In an interview with Courthouse District supervisor Eric Fly, Davis, who had served in the position for just over two years, was giving the open to resign or retire as Sussex prepares to head in a “different direction,” more oriented with seeking and growing economic development opportunities.

“The county’s decision doesn’t reflect that she did anything wrong,” Fly explained. “We are looking at re-tooling where we’re headed in terms of economic development.”

He added that Davis was a hard worker during the over 20 years she spent working in the county, along with the over two years she served as county administrator.

With Davis’ exit from the county, this now makes two county administrators in two years that have left Sussex after choosing to retire, with former administrator Tom Harris opting to leave in 2014.

According to Fly, Davis’ exit and Harris’ exit were two different situations.

“Tom Harris was a very talented and seasoned county administrator,” the supervisor explained. “What happened with his relationship with the county was that he had a direction he wanted to take the county. The problem he had was that direction was counter to the direction of the board of supervisors and the citizens wanted to take the county in.”

“He didn’t feel like he could support the direction the board of supervisors and the citizens wanted to go, which caused that separation,” Fly remarked.

The longtime supervisor said that Davis was “in-tune” with the vision the board of supervisors and the citizens had, but the county felt a change was needed.

“We felt like we needed to change that direction and we need somebody a little more economic development-oriented,” Fly said. “She was an extremely good administrator and Ms. Davis understood the reason for the change.”

Davis was appointed to serve as administrator in July of 2014.

By Tuesday morning, Davis’ name was removed from the county website, replaced by Deputy County Administrator Vandy Jones, who will serve as interim administrator until the first of the year, according to Fly.

He added when the first of the year arrives, the county would reach out to its partners at the Virginia Association of Counties and take advantage of its “Range Rider” program, which allows for Sussex to tap a pool of retired county administrators and find an individual to serve the county for “six months to a year” while the county conducts a search for a permanent replacement.

A similar process was suggested in 2013 following the termination of Harris during a 2012 meeting at the county administration building. At that time, then board chairman and acting county administrator Rufus Tyler directed administration to gather resumes of Range Rider program members.

In 2012, a VACo representative said that those retired administrators would serve on an interim basis of 30 to 90 days.
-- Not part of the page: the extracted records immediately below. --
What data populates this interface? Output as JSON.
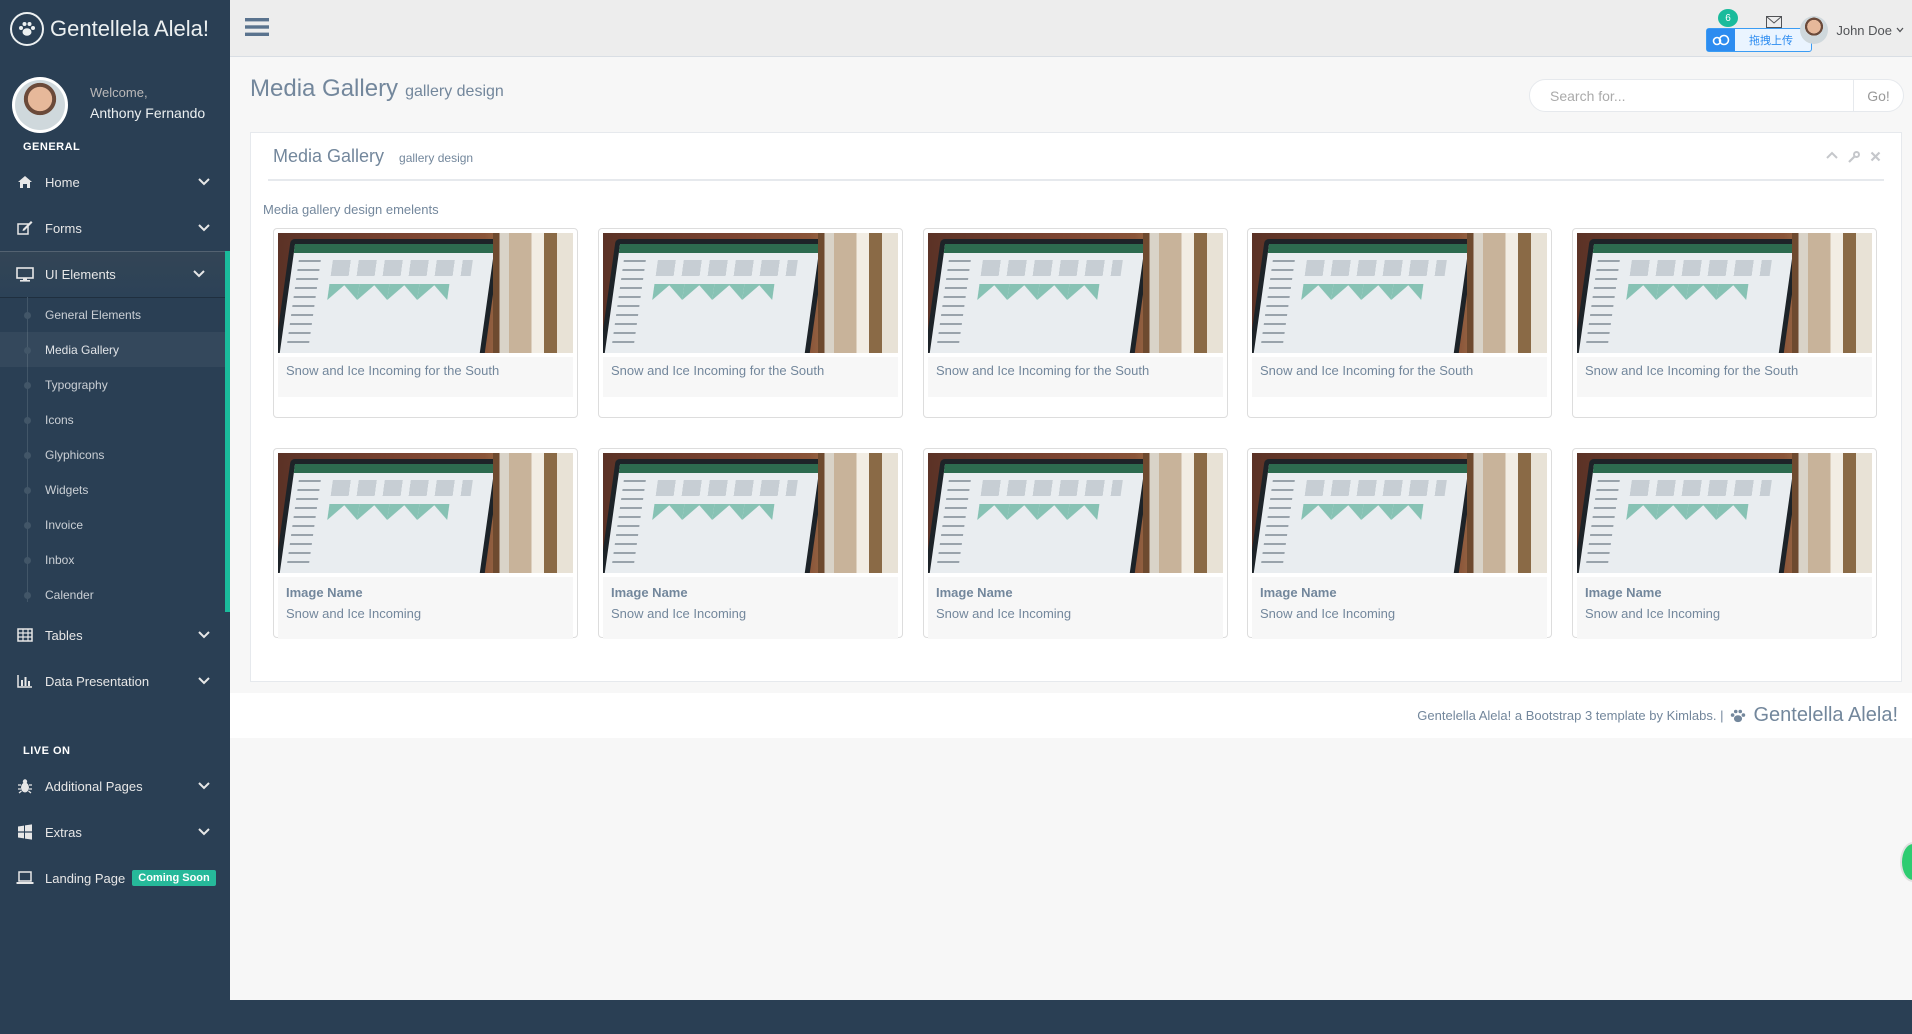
{
  "brand": {
    "name": "Gentellela Alela!"
  },
  "profile": {
    "welcome": "Welcome,",
    "name": "Anthony Fernando"
  },
  "sidebar": {
    "section_general": "GENERAL",
    "section_live": "LIVE ON",
    "items": [
      {
        "label": "Home",
        "icon": "home-icon"
      },
      {
        "label": "Forms",
        "icon": "edit-icon"
      },
      {
        "label": "UI Elements",
        "icon": "desktop-icon"
      },
      {
        "label": "Tables",
        "icon": "table-icon"
      },
      {
        "label": "Data Presentation",
        "icon": "bar-chart-icon"
      }
    ],
    "ui_sub": [
      "General Elements",
      "Media Gallery",
      "Typography",
      "Icons",
      "Glyphicons",
      "Widgets",
      "Invoice",
      "Inbox",
      "Calender"
    ],
    "live_items": [
      {
        "label": "Additional Pages",
        "icon": "bug-icon"
      },
      {
        "label": "Extras",
        "icon": "windows-icon"
      },
      {
        "label": "Landing Page",
        "icon": "laptop-icon",
        "badge": "Coming Soon"
      }
    ]
  },
  "topnav": {
    "user_name": "John Doe",
    "mail_count": "6",
    "upload_label": "拖拽上传"
  },
  "page": {
    "title": "Media Gallery",
    "subtitle": "gallery design"
  },
  "search": {
    "placeholder": "Search for...",
    "button": "Go!"
  },
  "panel": {
    "title": "Media Gallery",
    "subtitle": "gallery design",
    "description": "Media gallery design emelents"
  },
  "gallery": {
    "row1": [
      {
        "caption": "Snow and Ice Incoming for the South"
      },
      {
        "caption": "Snow and Ice Incoming for the South"
      },
      {
        "caption": "Snow and Ice Incoming for the South"
      },
      {
        "caption": "Snow and Ice Incoming for the South"
      },
      {
        "caption": "Snow and Ice Incoming for the South"
      }
    ],
    "row2": [
      {
        "name": "Image Name",
        "caption": "Snow and Ice Incoming"
      },
      {
        "name": "Image Name",
        "caption": "Snow and Ice Incoming"
      },
      {
        "name": "Image Name",
        "caption": "Snow and Ice Incoming"
      },
      {
        "name": "Image Name",
        "caption": "Snow and Ice Incoming"
      },
      {
        "name": "Image Name",
        "caption": "Snow and Ice Incoming"
      }
    ]
  },
  "footer": {
    "text": "Gentelella Alela! a Bootstrap 3 template by Kimlabs. |",
    "brand": "Gentelella Alela!"
  },
  "colors": {
    "sidebar_bg": "#2A3F54",
    "accent": "#1ABB9C",
    "text": "#73879C",
    "content_bg": "#F7F7F7"
  }
}
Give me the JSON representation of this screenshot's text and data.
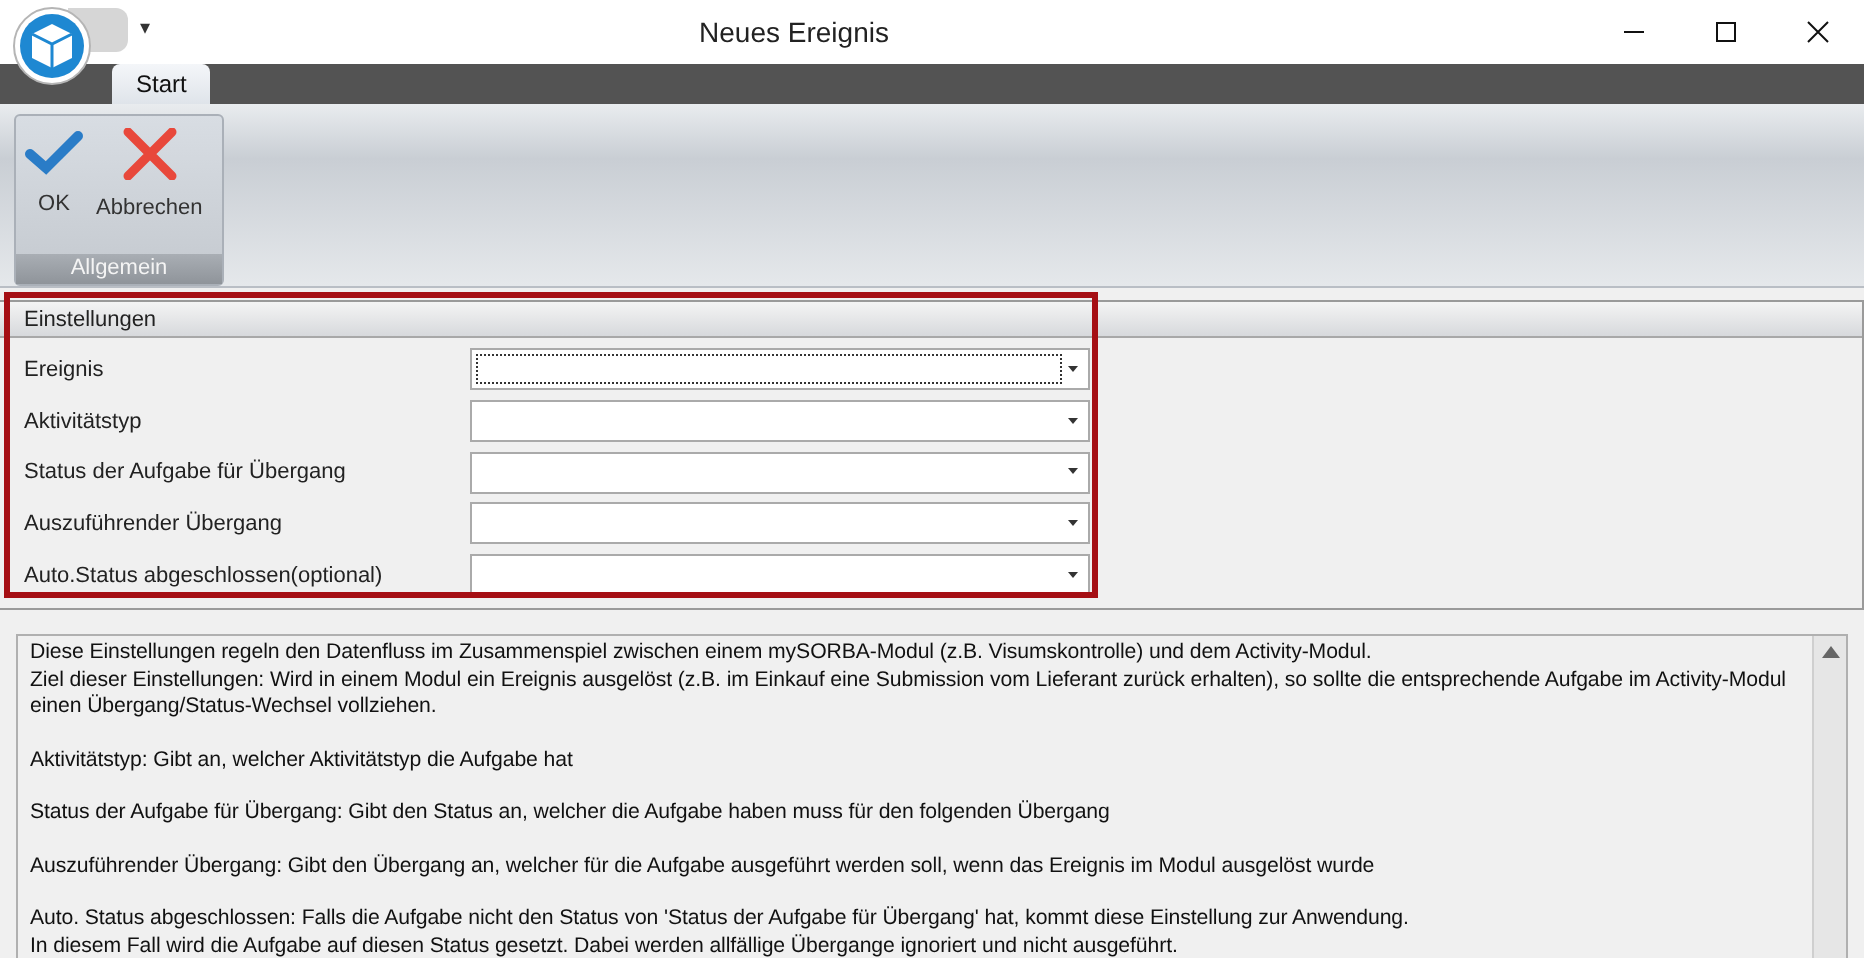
{
  "window": {
    "title": "Neues Ereignis",
    "quick_access": "▾"
  },
  "tabs": [
    {
      "label": "Start",
      "selected": true
    }
  ],
  "ribbon_groups": [
    {
      "label": "Allgemein",
      "buttons": [
        {
          "label": "OK",
          "kind": "ok"
        },
        {
          "label": "Abbrechen",
          "kind": "cancel"
        }
      ]
    }
  ],
  "settings": {
    "title": "Einstellungen",
    "highlighted": true,
    "fields": [
      {
        "label": "Ereignis",
        "focused": true
      },
      {
        "label": "Aktivitätstyp",
        "focused": false
      },
      {
        "label": "Status der Aufgabe für Übergang",
        "focused": false
      },
      {
        "label": "Auszuführender Übergang",
        "focused": false
      },
      {
        "label": "Auto.Status abgeschlossen(optional)",
        "focused": false
      }
    ]
  },
  "description": [
    [
      "Diese Einstellungen regeln den Datenfluss im Zusammenspiel zwischen einem mySORBA-Modul (z.B. Visumskontrolle) und dem Activity-Modul.",
      "Ziel dieser Einstellungen: Wird in einem Modul ein Ereignis ausgelöst (z.B. im Einkauf eine Submission vom Lieferant zurück erhalten), so sollte die entsprechende Aufgabe im Activity-Modul",
      "einen Übergang/Status-Wechsel vollziehen."
    ],
    [
      "Aktivitätstyp: Gibt an, welcher Aktivitätstyp die Aufgabe hat"
    ],
    [
      "Status der Aufgabe für Übergang: Gibt den Status an, welcher die Aufgabe haben muss für den folgenden Übergang"
    ],
    [
      "Auszuführender Übergang: Gibt den Übergang an, welcher für die Aufgabe ausgeführt werden soll, wenn das Ereignis im Modul ausgelöst wurde"
    ],
    [
      "Auto. Status abgeschlossen: Falls die Aufgabe nicht den Status von 'Status der Aufgabe für Übergang' hat, kommt diese Einstellung zur Anwendung.",
      "In diesem Fall wird die Aufgabe auf diesen Status gesetzt. Dabei werden allfällige Übergange ignoriert und nicht ausgeführt."
    ]
  ]
}
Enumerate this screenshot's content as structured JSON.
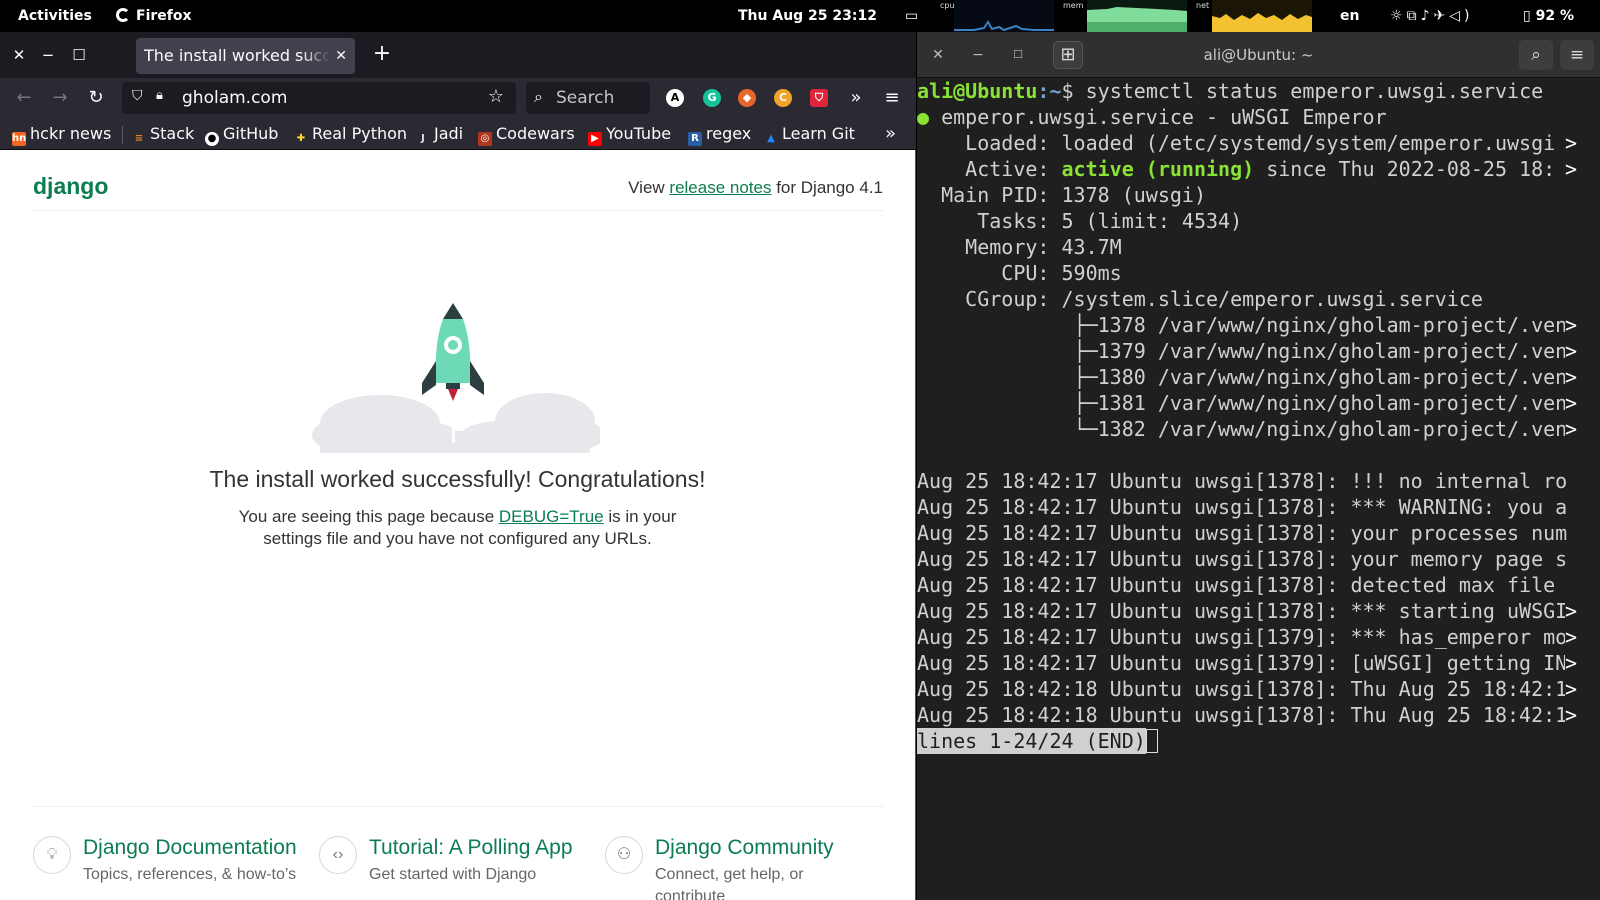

“These administrators are high-power and proven,” Fly remarked. “We are hopeful one of these administrators is able to show us a new perspective on things we’re doing.”

In terms of cost to the county, Fly said there should be none, noting that Davis’ salary has already been budgeted and that her salary money would go toward the Range Rider program for the temporary administrator.

Jones will oversee day-to-day operations in the county as leaders prepare to search for a new administrator.